Grotius gave two practical reasons why the seas should be open to all, both of which, in fact, have been rendered less compelling by modern technology. Grotius argued that seas could not be closed off by walls or fences, in the same way as land—an argument that seems far less compelling in the age of sea mines, submarine fleets, and air patrols. He also argued that the use of the sea by one nation left no one else worse off—an argument that is far less compelling when some fish species have been overfished to near extinction and oil spills and other pollutants threaten all manner of marine wildlife.

But Grotius also offered a moral argument, which might be called a theological argument. Grotius, himself, deployed the terminology of natural law: he spoke of a “self-evident” truth, proclaimed by “God Himself . . . speaking through the voice of Nature . . . ” God has scattered different natural resources in different places so that no people can be fully or comfortably self-sufficient: Our Creator seems to have arranged the world in this way, because He “wished human friendships to be engendered by mutual needs . . . ”

The echoes here—or rather, the anticipations—of formulas in the Declaration of Independence are not sheer coincidence. The argument about the seas is the logical complement to the Declaration’s claim for the “separate and equal station” of sovereign states: what does not belong to any one state should be open to all, since no one state (or limited coalition of states) can rightly claim to be master of the seas. Whether you find that claim compelling turns, perhaps, on whether you give any credit to any version of natural law reasoning.
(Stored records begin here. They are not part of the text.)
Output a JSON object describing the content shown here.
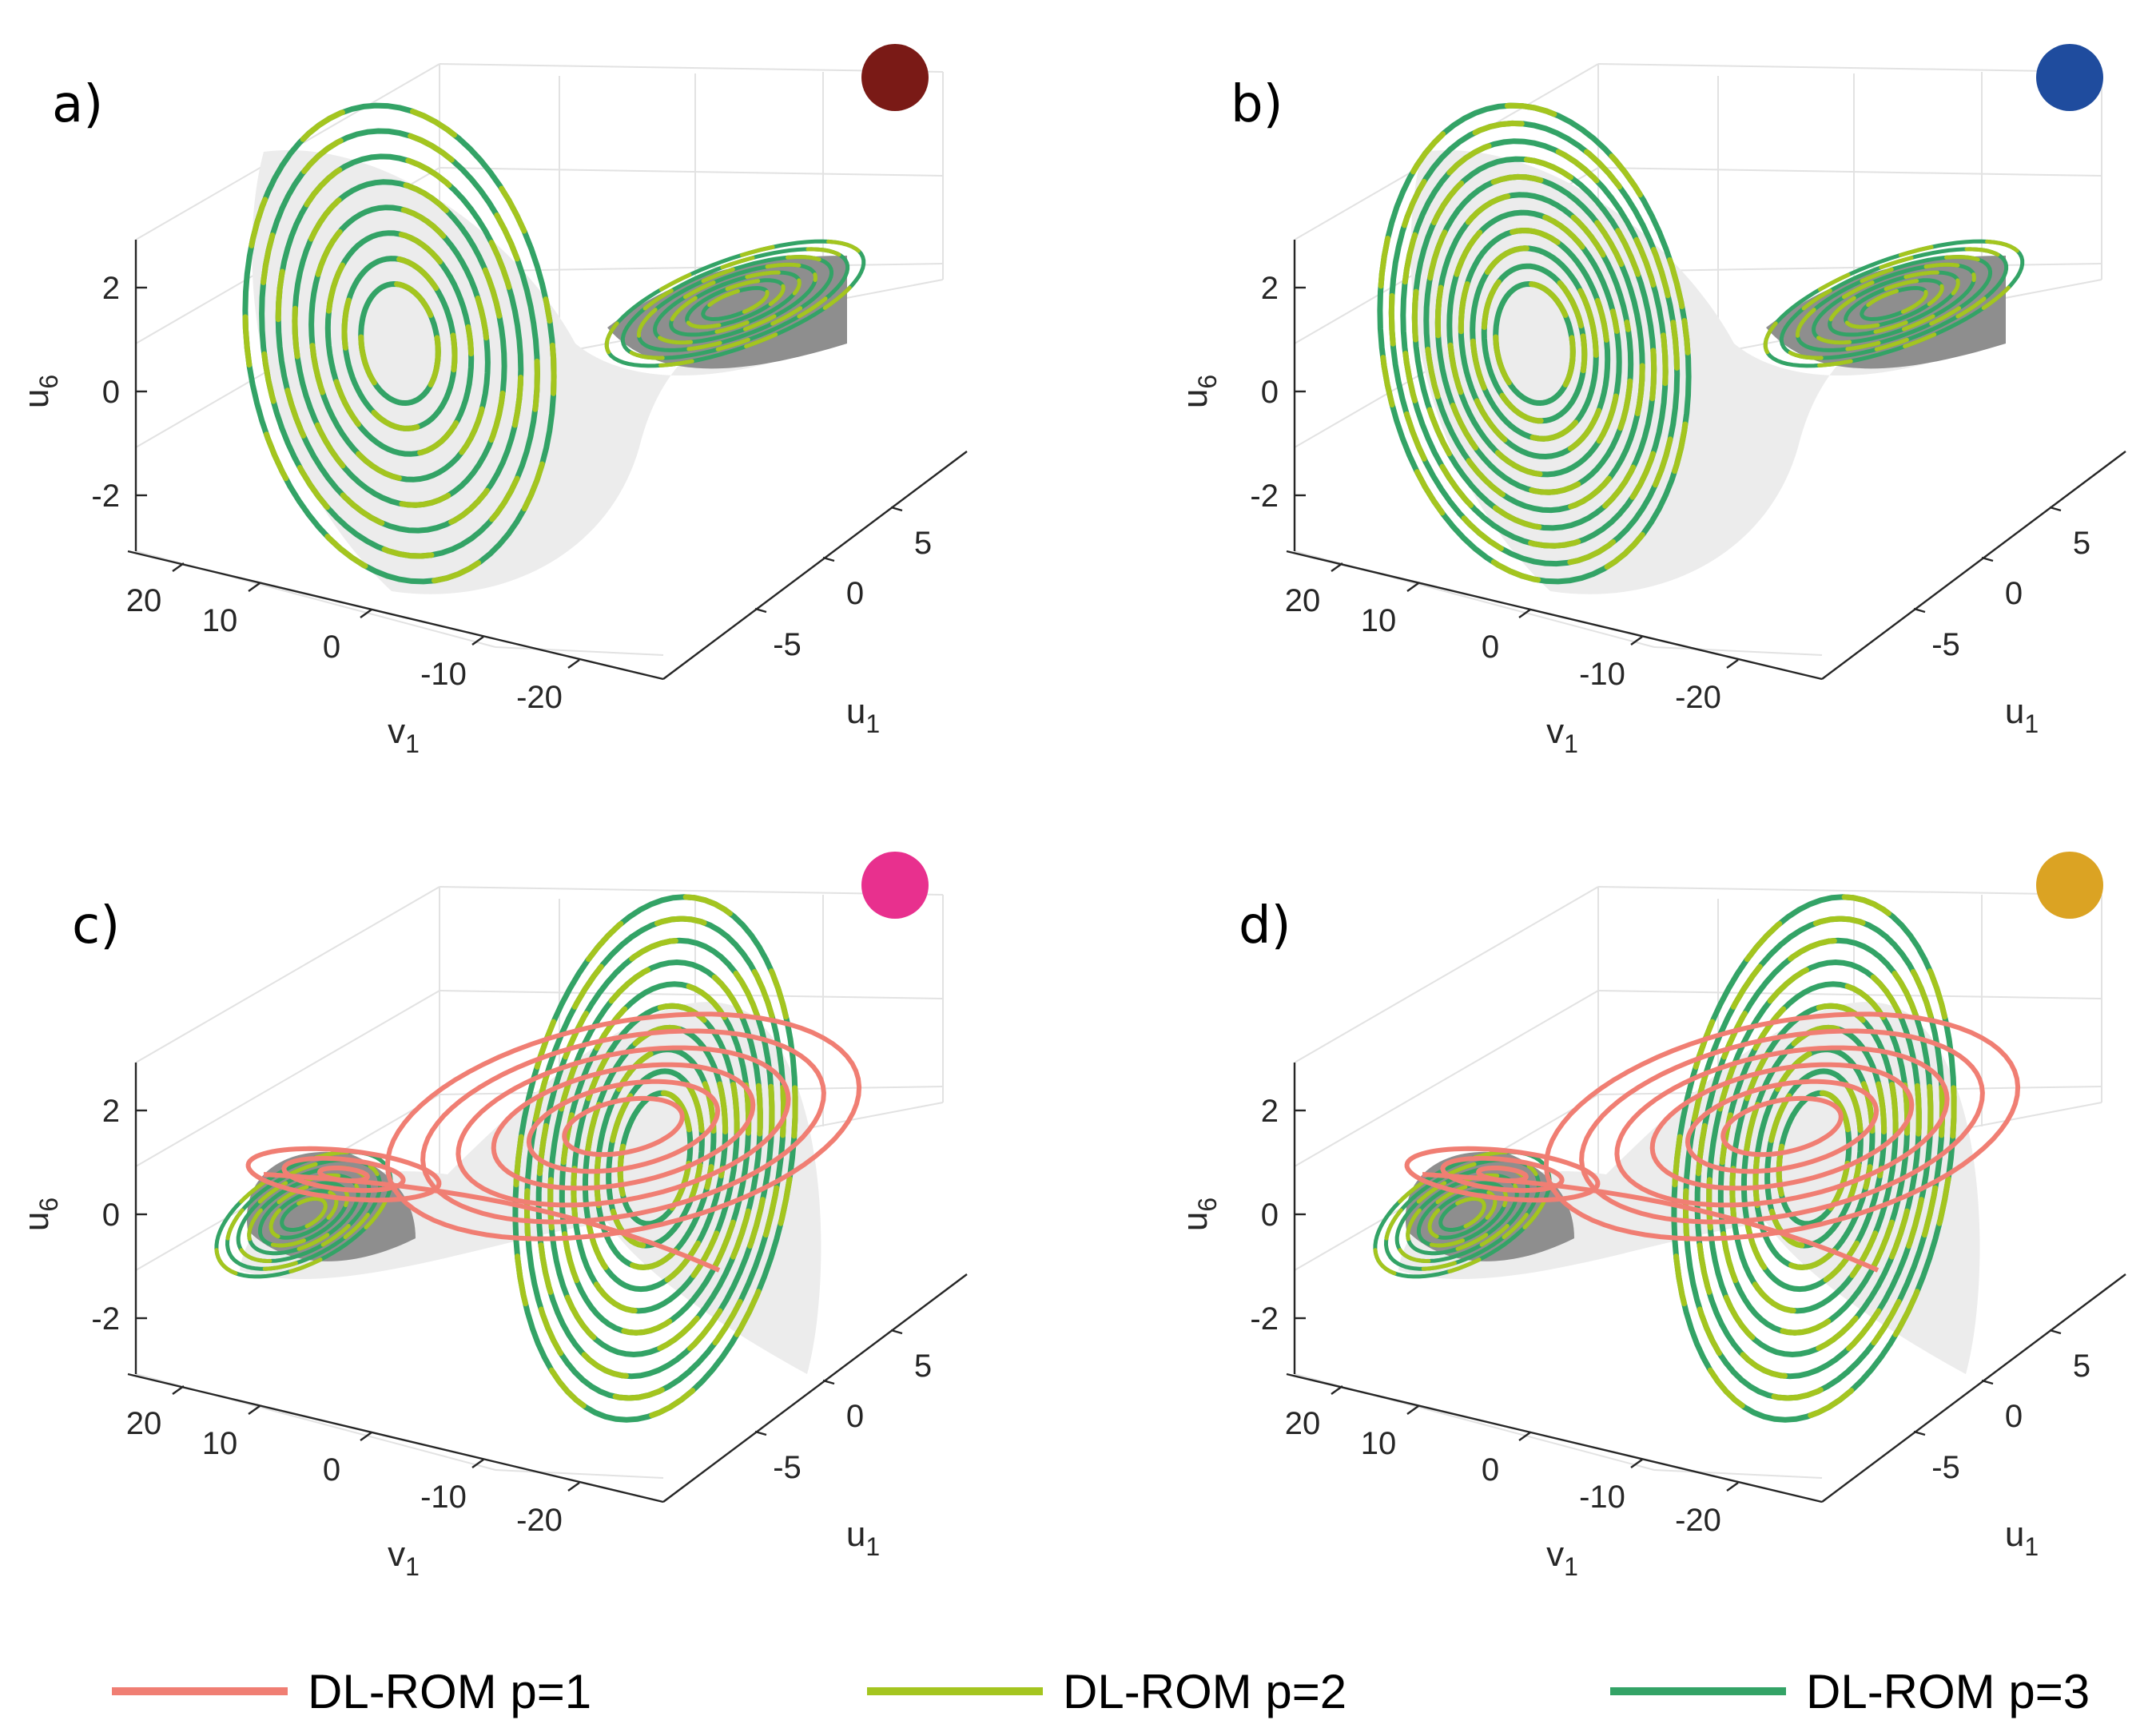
{
  "chart_data": {
    "type": "line3d",
    "description_free": true,
    "panels": [
      {
        "label": "a)",
        "color": "#7a1a16",
        "view": "ab",
        "showP1": false
      },
      {
        "label": "b)",
        "color": "#1f4c9e",
        "view": "ab",
        "showP1": false
      },
      {
        "label": "c)",
        "color": "#e8308e",
        "view": "cd",
        "showP1": true
      },
      {
        "label": "d)",
        "color": "#dba323",
        "view": "cd",
        "showP1": true
      }
    ],
    "axes": {
      "z": {
        "label": "u",
        "sub": "6",
        "ticks": [
          "2",
          "0",
          "-2"
        ],
        "values": [
          2,
          0,
          -2
        ],
        "lim": [
          -3,
          3
        ]
      },
      "x": {
        "label": "v",
        "sub": "1",
        "ticks": [
          "20",
          "10",
          "0",
          "-10",
          "-20"
        ],
        "values": [
          20,
          10,
          0,
          -10,
          -20
        ],
        "lim": [
          -25,
          25
        ]
      },
      "y": {
        "label": "u",
        "sub": "1",
        "ticks": [
          "5",
          "0",
          "-5"
        ],
        "values": [
          5,
          0,
          -5
        ],
        "lim": [
          -8,
          8
        ]
      }
    },
    "series": [
      {
        "name": "DL-ROM p=1",
        "color": "#f07e73"
      },
      {
        "name": "DL-ROM p=2",
        "color": "#a4c51f"
      },
      {
        "name": "DL-ROM p=3",
        "color": "#33a366"
      }
    ]
  }
}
Plainly the American Founders did. They cared about the law of the sea because colonial America depended on sea-borne trade (hence the protest in the Declaration against the British king “for cutting off our trade with all parts of the world”). But they also sensed the moral, perhaps even metaphysical stakes—hence Madison’s investment in classic treatises on natural law and the law of nations.

Elements of International Law, the first full-length treatise on “international law” in English (which helped popularize that new term, displacing “law of nations”) was written by Henry Wheaton, who had been court reporter for Chief Justice John Marshall. In a letter later published in Wheaton’s treatise, Marshall thanked him for having raised “Old Hugo Grotius . . . to the rank he deserves.”

The Poseidon Project lets readers glimpse why the arguments of Grotius were important to the American Founders and to generations of American statesmen thereafter. Though a lively survey in other respects, the book doesn’t get readers much past the threshold of understanding of why these older arguments have retained so much resonance for so long.